Targeting HCG18 counteracts ferroptosis resistance via blocking the miR-30a-5p/RRM2/GSS pathway in hepatocellular carcinoma.

Abstract

Background: Finding effective strategies and novel targets for reversing drug resistance is one of the major frontiers in hepatocellular carcinoma (HCC) research. Ferroptosis is participate in the malignant progression and drug resistance of HCC. However, the underlying molecular mechanisms remail largely uninvestigated. Methods: HCC cell lines and xenografted nude mice were used as experimental models. Biological functions were investigated by various molecular biology experiments. An HCC population was used to reveal clinical significance. Results: In our study, HCG18 and RRM2 was found to be associated with unfavorable prognosis. HCG18 regulates RRM2 expression through competitively binding to miR-30a-5p, consequently impacting ferroptosis. RRM2 directly regulated GSS to increase GSH synthesis. The colony formation assay demonstrated that overexpression of HCG18 inhibited erastin-induced cell death.
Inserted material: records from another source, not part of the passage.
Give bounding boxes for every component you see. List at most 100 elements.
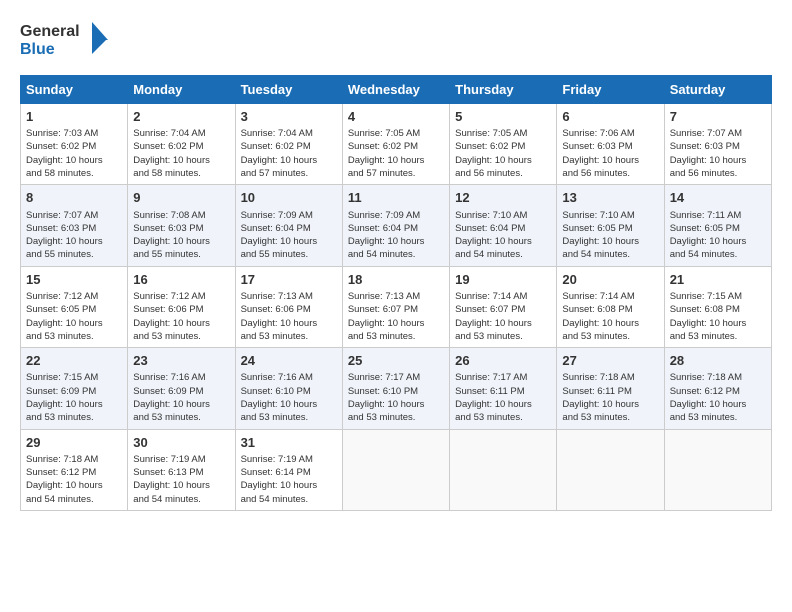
- day-info-line: Daylight: 10 hours: [348, 398, 444, 411]
- day-info-line: Sunset: 6:07 PM: [348, 303, 444, 316]
- calendar-body: 1Sunrise: 7:03 AMSunset: 6:02 PMDaylight…: [21, 104, 772, 511]
- day-info-line: and 53 minutes.: [562, 330, 658, 343]
- day-info-line: Daylight: 10 hours: [133, 479, 229, 492]
- col-monday: Monday: [128, 76, 235, 104]
- day-info-line: Daylight: 10 hours: [670, 154, 766, 167]
- day-info-line: Daylight: 10 hours: [241, 479, 337, 492]
- day-info-line: and 57 minutes.: [241, 167, 337, 180]
- day-info-line: and 55 minutes.: [26, 248, 122, 261]
- day-info-line: Sunrise: 7:15 AM: [670, 290, 766, 303]
- day-info-line: Sunrise: 7:18 AM: [562, 371, 658, 384]
- day-info-line: and 54 minutes.: [562, 248, 658, 261]
- day-info-line: Sunset: 6:04 PM: [241, 222, 337, 235]
- day-info-line: and 57 minutes.: [348, 167, 444, 180]
- day-info-line: and 54 minutes.: [26, 493, 122, 506]
- day-cell: 7Sunrise: 7:07 AMSunset: 6:03 PMDaylight…: [664, 104, 771, 185]
- day-number: 17: [241, 271, 337, 289]
- day-cell: 12Sunrise: 7:10 AMSunset: 6:04 PMDayligh…: [450, 185, 557, 266]
- day-info-line: Sunset: 6:14 PM: [241, 466, 337, 479]
- day-info-line: Sunrise: 7:05 AM: [348, 127, 444, 140]
- day-info-line: Daylight: 10 hours: [455, 154, 551, 167]
- week-row-5: 29Sunrise: 7:18 AMSunset: 6:12 PMDayligh…: [21, 429, 772, 510]
- day-info-line: and 55 minutes.: [241, 248, 337, 261]
- day-info-line: Sunrise: 7:06 AM: [562, 127, 658, 140]
- day-number: 1: [26, 108, 122, 126]
- day-cell: [450, 429, 557, 510]
- day-cell: 3Sunrise: 7:04 AMSunset: 6:02 PMDaylight…: [235, 104, 342, 185]
- logo-area: General Blue: [20, 18, 110, 65]
- day-cell: 1Sunrise: 7:03 AMSunset: 6:02 PMDaylight…: [21, 104, 128, 185]
- day-info-line: and 53 minutes.: [26, 411, 122, 424]
- day-cell: 14Sunrise: 7:11 AMSunset: 6:05 PMDayligh…: [664, 185, 771, 266]
- day-cell: 30Sunrise: 7:19 AMSunset: 6:13 PMDayligh…: [128, 429, 235, 510]
- day-info-line: Sunset: 6:11 PM: [455, 385, 551, 398]
- day-info-line: Daylight: 10 hours: [348, 235, 444, 248]
- day-number: 23: [133, 352, 229, 370]
- day-info-line: and 53 minutes.: [455, 411, 551, 424]
- day-info-line: Sunrise: 7:18 AM: [26, 453, 122, 466]
- day-info-line: Sunrise: 7:12 AM: [26, 290, 122, 303]
- day-cell: 25Sunrise: 7:17 AMSunset: 6:10 PMDayligh…: [342, 348, 449, 429]
- day-info-line: Daylight: 10 hours: [562, 235, 658, 248]
- day-info-line: Sunrise: 7:11 AM: [670, 209, 766, 222]
- day-number: 9: [133, 189, 229, 207]
- day-cell: 22Sunrise: 7:15 AMSunset: 6:09 PMDayligh…: [21, 348, 128, 429]
- day-info-line: Sunset: 6:03 PM: [562, 140, 658, 153]
- day-info-line: Sunrise: 7:13 AM: [241, 290, 337, 303]
- logo: General Blue: [20, 18, 110, 65]
- day-info-line: Sunset: 6:09 PM: [133, 385, 229, 398]
- day-info-line: Daylight: 10 hours: [455, 317, 551, 330]
- day-info-line: Daylight: 10 hours: [133, 154, 229, 167]
- day-info-line: Daylight: 10 hours: [26, 479, 122, 492]
- day-info-line: Sunset: 6:05 PM: [562, 222, 658, 235]
- day-info-line: Sunrise: 7:10 AM: [455, 209, 551, 222]
- day-info-line: and 54 minutes.: [133, 493, 229, 506]
- day-info-line: and 54 minutes.: [670, 248, 766, 261]
- week-row-2: 8Sunrise: 7:07 AMSunset: 6:03 PMDaylight…: [21, 185, 772, 266]
- day-info-line: and 53 minutes.: [241, 411, 337, 424]
- day-number: 3: [241, 108, 337, 126]
- day-info-line: and 53 minutes.: [562, 411, 658, 424]
- day-number: 11: [348, 189, 444, 207]
- day-info-line: Sunset: 6:12 PM: [26, 466, 122, 479]
- day-cell: 18Sunrise: 7:13 AMSunset: 6:07 PMDayligh…: [342, 266, 449, 347]
- day-number: 6: [562, 108, 658, 126]
- day-info-line: Sunrise: 7:04 AM: [133, 127, 229, 140]
- day-number: 16: [133, 271, 229, 289]
- day-number: 21: [670, 271, 766, 289]
- day-number: 13: [562, 189, 658, 207]
- day-number: 27: [562, 352, 658, 370]
- day-info-line: Sunset: 6:12 PM: [670, 385, 766, 398]
- day-info-line: Sunrise: 7:15 AM: [26, 371, 122, 384]
- day-info-line: Sunset: 6:05 PM: [26, 303, 122, 316]
- day-info-line: Sunset: 6:02 PM: [26, 140, 122, 153]
- col-sunday: Sunday: [21, 76, 128, 104]
- week-row-1: 1Sunrise: 7:03 AMSunset: 6:02 PMDaylight…: [21, 104, 772, 185]
- day-info-line: Daylight: 10 hours: [562, 317, 658, 330]
- day-info-line: Sunset: 6:03 PM: [670, 140, 766, 153]
- day-cell: 10Sunrise: 7:09 AMSunset: 6:04 PMDayligh…: [235, 185, 342, 266]
- day-number: 29: [26, 434, 122, 452]
- day-info-line: Daylight: 10 hours: [670, 317, 766, 330]
- day-cell: 9Sunrise: 7:08 AMSunset: 6:03 PMDaylight…: [128, 185, 235, 266]
- day-info-line: Sunset: 6:02 PM: [455, 140, 551, 153]
- day-info-line: Daylight: 10 hours: [26, 154, 122, 167]
- day-cell: 16Sunrise: 7:12 AMSunset: 6:06 PMDayligh…: [128, 266, 235, 347]
- day-info-line: Sunrise: 7:09 AM: [348, 209, 444, 222]
- day-info-line: Daylight: 10 hours: [455, 235, 551, 248]
- day-info-line: Sunrise: 7:19 AM: [241, 453, 337, 466]
- day-number: 19: [455, 271, 551, 289]
- day-info-line: Sunset: 6:06 PM: [133, 303, 229, 316]
- day-info-line: and 54 minutes.: [241, 493, 337, 506]
- day-info-line: Sunrise: 7:13 AM: [348, 290, 444, 303]
- day-info-line: Sunrise: 7:10 AM: [562, 209, 658, 222]
- day-info-line: Sunset: 6:03 PM: [133, 222, 229, 235]
- day-cell: 15Sunrise: 7:12 AMSunset: 6:05 PMDayligh…: [21, 266, 128, 347]
- day-info-line: Sunrise: 7:17 AM: [455, 371, 551, 384]
- day-info-line: Sunrise: 7:16 AM: [133, 371, 229, 384]
- day-cell: 27Sunrise: 7:18 AMSunset: 6:11 PMDayligh…: [557, 348, 664, 429]
- day-number: 5: [455, 108, 551, 126]
- day-number: 15: [26, 271, 122, 289]
- day-cell: 2Sunrise: 7:04 AMSunset: 6:02 PMDaylight…: [128, 104, 235, 185]
- day-info-line: and 56 minutes.: [670, 167, 766, 180]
In addition, in vivo experiments have also confirmed that HCG18 can inhibit ferroptosis by regulating the expression of RRM2, thereby promoting HCC proliferation. Conclusion: Our study discovered a novel lncRNA HCG18, as a "switch-like" molecule of the axis of miR-30a-5p/RRM2/GSS, confers resistance to ferroptosis and holds promise as a potential target for ferroptosis-dependent therapy.